Broder: Democrats have little "sympathy for" the military


In his February 6 column, Washington Post columnist David Broder wrote that retired Gen. Wesley Clark was "[o]ne of the losers" among the potential Democratic presidential candidates who spoke before the Democratic National Committee (DNC) on February 2 because he forgot "that few in this particular audience have much experience with, or sympathy for, the military." Broder, who earlier in the column cited the "antiwar sentiments of this liberal-leaning audience," gave no support for his assertion that Democratic Party members lack sympathy for the military -- an assertion that reflects the assumption, expressed frequently among the media and documented by Media Matters for America, that Iraq war supporters are "pro-military," and conversely that those opposed to the Iraq war must be anti-military.

Media Matters has also noted that congressional Democrats who opposed the Iraq war resolution voted for legislation to increase spending for veterans and benefits for military families, legislation that was opposed by Republicans who voted for the Iraq war resolution.

Broder wrote:

Both of them [former Sen. John Edwards (NC) and Gov. Bill Richardson (NM)] played to the antiwar sentiments of this liberal-leaning audience by demanding that those now in Congress do more than pass resolutions decrying President Bush's decision to send more troops to Iraq. Edwards wants to pull out 40,000 soldiers now; Richardson said that Iraq "is not worthy of one more lost American life."

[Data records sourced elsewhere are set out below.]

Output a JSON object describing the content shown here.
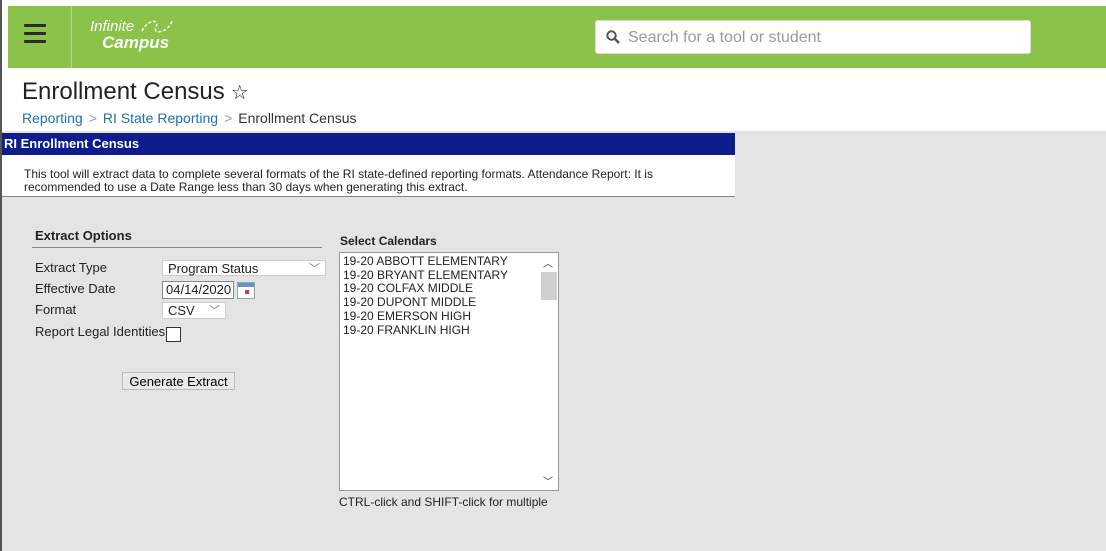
{
  "header": {
    "logo_line1": "Infinite",
    "logo_line2": "Campus",
    "search_placeholder": "Search for a tool or student"
  },
  "page": {
    "title": "Enrollment Census",
    "breadcrumb": [
      "Reporting",
      "RI State Reporting",
      "Enrollment Census"
    ]
  },
  "panel": {
    "header": "RI Enrollment Census",
    "description_line1": "This tool will extract data to complete several formats of the RI state-defined reporting formats. Attendance Report: It is",
    "description_line2": "recommended to use a Date Range less than 30 days when generating this extract."
  },
  "options": {
    "heading": "Extract Options",
    "extract_type_label": "Extract Type",
    "extract_type_value": "Program Status",
    "effective_date_label": "Effective Date",
    "effective_date_value": "04/14/2020",
    "format_label": "Format",
    "format_value": "CSV",
    "legal_identities_label": "Report Legal Identities",
    "generate_button": "Generate Extract"
  },
  "calendars": {
    "heading": "Select Calendars",
    "items": [
      "19-20 ABBOTT ELEMENTARY",
      "19-20 BRYANT ELEMENTARY",
      "19-20 COLFAX MIDDLE",
      "19-20 DUPONT MIDDLE",
      "19-20 EMERSON HIGH",
      "19-20 FRANKLIN HIGH"
    ],
    "hint": "CTRL-click and SHIFT-click for multiple"
  },
  "colors": {
    "topbar": "#8bc34a",
    "panel_header": "#0d1d8c",
    "link": "#1e6fb8",
    "background": "#e4e4e4"
  }
}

One of the losers in the weekend oratorical marathon was retired Gen. Wesley Clark, who repeatedly invoked the West Point motto of "Duty, Honor, Country," forgetting that few in this particular audience have much experience with, or sympathy for, the military. The larger disaster was the long harangue of former Alaska senator Mike Gravel, a strident critic of almost everything and promoter of a folly -- a national initiative process -- that not even a deranged blogger could love. Someone has to give him the hook before the real debates begin.

In a February 6 entry to The American Prospect's Tapped weblog, writing fellow Ezra Klein challenged Broder's "invention of anti-military sentiment at the DNC winter meeting":

[Sen.] Chris Dodd [D-CT] recounted a heartbreaking tale of a fallen soldier in Iraq, whom he kept calling "his friend." John Edwards -- who Broder names as the hit speaker of the weekend -- told Democrats that "We are here because somewhere in America a mother wipes her hand on a dishcloth to go answer a knock on her door ... and opens it to find an army chaplain and an officer standing there with solemn faces and her boy's name -- her patriotic son who enlisted after September 11 -- on their lips." Moreover, the entire meeting was kicked off by a presentation from the local ROTC color guard, in which fully uniformed recruits presented the flag in the traditional way favored by the military. The entire audience stood for the presentation, many of us with our hands on our hearts. Such displays and speeches, of course, didn't fit Broder's narrative, and so he didn't report them. But that doesn't mean they weren't there.